MILBANK’S SPIN ON REID’S ANNOUNCEMENT…. When Senate Majority Leader Harry Reid (D-Nev.) announced yesterday that the chamber is moving forward on a health care reform package that includes a public option, reform advocates were impressed. The Washington Post‘s Dana Milbank wasn’t.
In his column today, Milbank makes the case that Reid did little more than cave to the demands of “formidable … liberal interest groups.”
Reid, facing a difficult reelection contest next year at home in Nevada, will need such groups to bring Democrats to the polls if he is to survive. […]

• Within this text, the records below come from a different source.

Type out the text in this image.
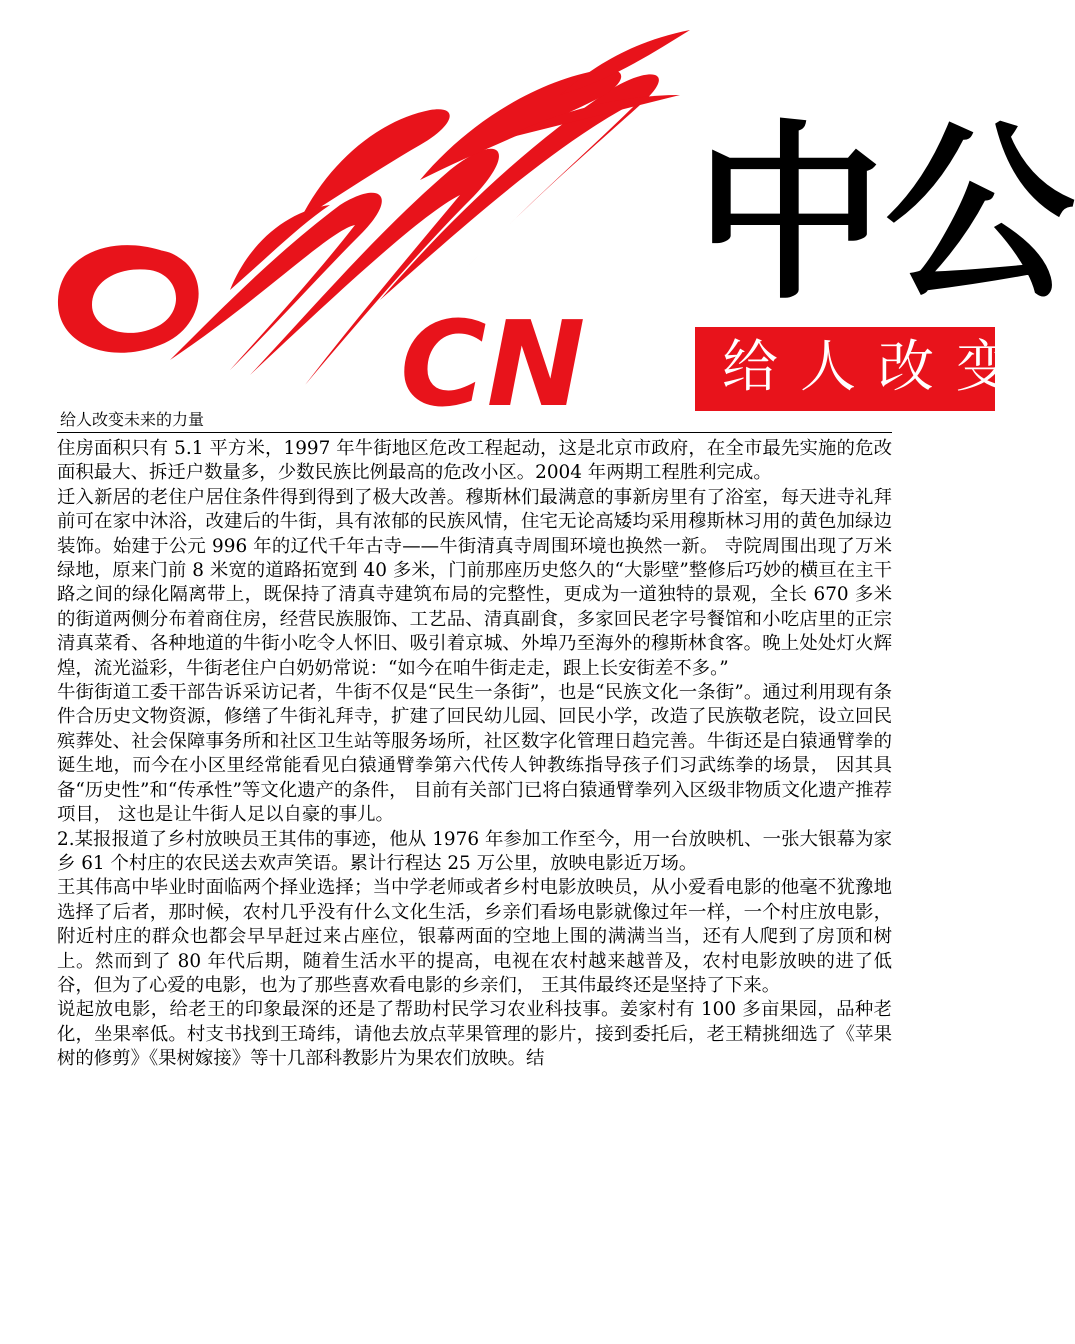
CN
中公
给人改变
给人改变未来的力量

住房面积只有 5.1 平方米，1997 年牛街地区危改工程起动，这是北京市政府，在全市最先实施的危改面积最大、拆迁户数量多，少数民族比例最高的危改小区。2004 年两期工程胜利完成。

迁入新居的老住户居住条件得到得到了极大改善。穆斯林们最满意的事新房里有了浴室，每天进寺礼拜前可在家中沐浴，改建后的牛街，具有浓郁的民族风情，住宅无论高矮均采用穆斯林习用的黄色加绿边装饰。始建于公元 996 年的辽代千年古寺——牛街清真寺周围环境也换然一新。 寺院周围出现了万米绿地，原来门前 8 米宽的道路拓宽到 40 多米，门前那座历史悠久的“大影壁”整修后巧妙的横亘在主干路之间的绿化隔离带上，既保持了清真寺建筑布局的完整性，更成为一道独特的景观，全长 670 多米的街道两侧分布着商住房，经营民族服饰、工艺品、清真副食，多家回民老字号餐馆和小吃店里的正宗清真菜肴、各种地道的牛街小吃令人怀旧、吸引着京城、外埠乃至海外的穆斯林食客。晚上处处灯火辉煌，流光溢彩，牛街老住户白奶奶常说：“如今在咱牛街走走，跟上长安街差不多。”

牛街街道工委干部告诉采访记者，牛街不仅是“民生一条街”，也是“民族文化一条街”。通过利用现有条件合历史文物资源，修缮了牛街礼拜寺，扩建了回民幼儿园、回民小学，改造了民族敬老院，设立回民殡葬处、社会保障事务所和社区卫生站等服务场所，社区数字化管理日趋完善。牛街还是白猿通臂拳的诞生地，而今在小区里经常能看见白猿通臂拳第六代传人钟教练指导孩子们习武练拳的场景， 因其具备“历史性”和“传承性”等文化遗产的条件， 目前有关部门已将白猿通臂拳列入区级非物质文化遗产推荐项目， 这也是让牛街人足以自豪的事儿。

2.某报报道了乡村放映员王其伟的事迹，他从 1976 年参加工作至今，用一台放映机、一张大银幕为家乡 61 个村庄的农民送去欢声笑语。累计行程达 25 万公里，放映电影近万场。

王其伟高中毕业时面临两个择业选择；当中学老师或者乡村电影放映员，从小爱看电影的他毫不犹豫地选择了后者，那时候，农村几乎没有什么文化生活，乡亲们看场电影就像过年一样，一个村庄放电影，附近村庄的群众也都会早早赶过来占座位，银幕两面的空地上围的满满当当，还有人爬到了房顶和树上。然而到了 80 年代后期，随着生活水平的提高，电视在农村越来越普及，农村电影放映的进了低谷，但为了心爱的电影，也为了那些喜欢看电影的乡亲们， 王其伟最终还是坚持了下来。

说起放电影，给老王的印象最深的还是了帮助村民学习农业科技事。姜家村有 100 多亩果园，品种老化，坐果率低。村支书找到王琦纬，请他去放点苹果管理的影片，接到委托后，老王精挑细选了《苹果树的修剪》《果树嫁接》等十几部科教影片为果农们放映。结
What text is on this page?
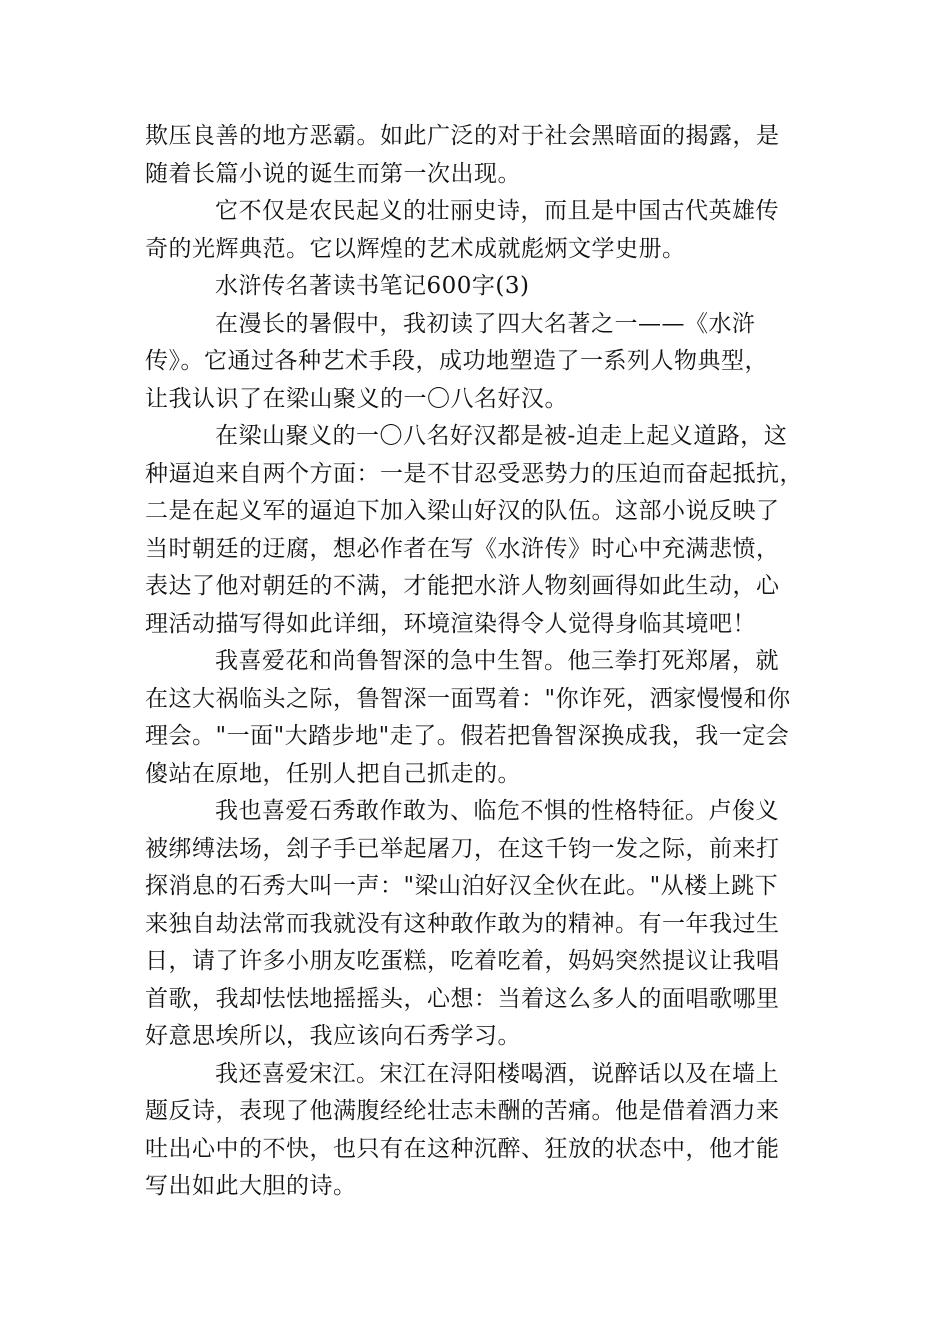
欺压良善的地方恶霸。如此广泛的对于社会黑暗面的揭露，是
随着长篇小说的诞生而第一次出现。
它不仅是农民起义的壮丽史诗，而且是中国古代英雄传
奇的光辉典范。它以辉煌的艺术成就彪炳文学史册。
水浒传名著读书笔记600字(3)
在漫长的暑假中，我初读了四大名著之一——《水浒
传》。它通过各种艺术手段，成功地塑造了一系列人物典型，
让我认识了在梁山聚义的一〇八名好汉。
在梁山聚义的一〇八名好汉都是被-迫走上起义道路，这
种逼迫来自两个方面：一是不甘忍受恶势力的压迫而奋起抵抗，
二是在起义军的逼迫下加入梁山好汉的队伍。这部小说反映了
当时朝廷的迂腐，想必作者在写《水浒传》时心中充满悲愤，
表达了他对朝廷的不满，才能把水浒人物刻画得如此生动，心
理活动描写得如此详细，环境渲染得令人觉得身临其境吧！
我喜爱花和尚鲁智深的急中生智。他三拳打死郑屠，就
在这大祸临头之际，鲁智深一面骂着："你诈死，洒家慢慢和你
理会。"一面"大踏步地"走了。假若把鲁智深换成我，我一定会
傻站在原地，任别人把自己抓走的。
我也喜爱石秀敢作敢为、临危不惧的性格特征。卢俊义
被绑缚法场，刽子手已举起屠刀，在这千钧一发之际，前来打
探消息的石秀大叫一声："梁山泊好汉全伙在此。"从楼上跳下
来独自劫法常而我就没有这种敢作敢为的精神。有一年我过生
日，请了许多小朋友吃蛋糕，吃着吃着，妈妈突然提议让我唱
首歌，我却怯怯地摇摇头，心想：当着这么多人的面唱歌哪里
好意思埃所以，我应该向石秀学习。
我还喜爱宋江。宋江在浔阳楼喝酒，说醉话以及在墙上
题反诗，表现了他满腹经纶壮志未酬的苦痛。他是借着酒力来
吐出心中的不快，也只有在这种沉醉、狂放的状态中，他才能
写出如此大胆的诗。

Of course, everybody knew that Reid didn’t have the votes. That’s why he was standing there alone, a Gang of One. As Democratic aides described it, the moment had less to do with health-care policy than with Nevada politics — and one vulnerable senator’s justifiable fear of liberal anger. Now, if the public option unexpectedly survives in the Senate, Reid keeps his hero status on the left. If it fails, he at least gets credit for trying. By the Nobel committee’s revised standards, his aspirations might even earn him the prizes in medicine and economics.
It just wouldn’t have been the same if Milbank couldn’t take a gratuitous shot at the president’s Nobel Peace Prize.
Obviously, Milbank is entitled to his opinion. If he thinks Reid agreed to a public option compromise — a public plan with a state opt-out — primarily to make MoveOn.org happy, Milbank is welcome to the make the case.
But it’s not exactly a persuasive pitch, and Milbank doesn’t bolster his assertions with much of anything.
Reid had to reconcile two committee bills — one with a public option, one without. To merge the two, the Majority Leader went with a compromise that enjoys the backing of most of his caucus and most of the country.
Milbank sees Reid as caving to liberal groups who don’t care that, as he sees it, the measure doesn’t have 60 votes. I see a Majority Leader going with a proposal that Reid, the White House, most congressional Democrats, and most Americans have already embraced. And incidentally, it happens to be “good public policy.”
In fairness, I believe progressive activists definitely played a role in getting the Senate’s reform bill to where it is. Indeed, I don’t think there’s anything especially wrong with Democratic leaders shaping a public policy plan in a way that meets the expectations of the voters who elected them.
But Milbank makes it sound as if the Majority Leader yelled “How high?” because “liberal interest groups” told him to jump. And that’s just not what’s happened.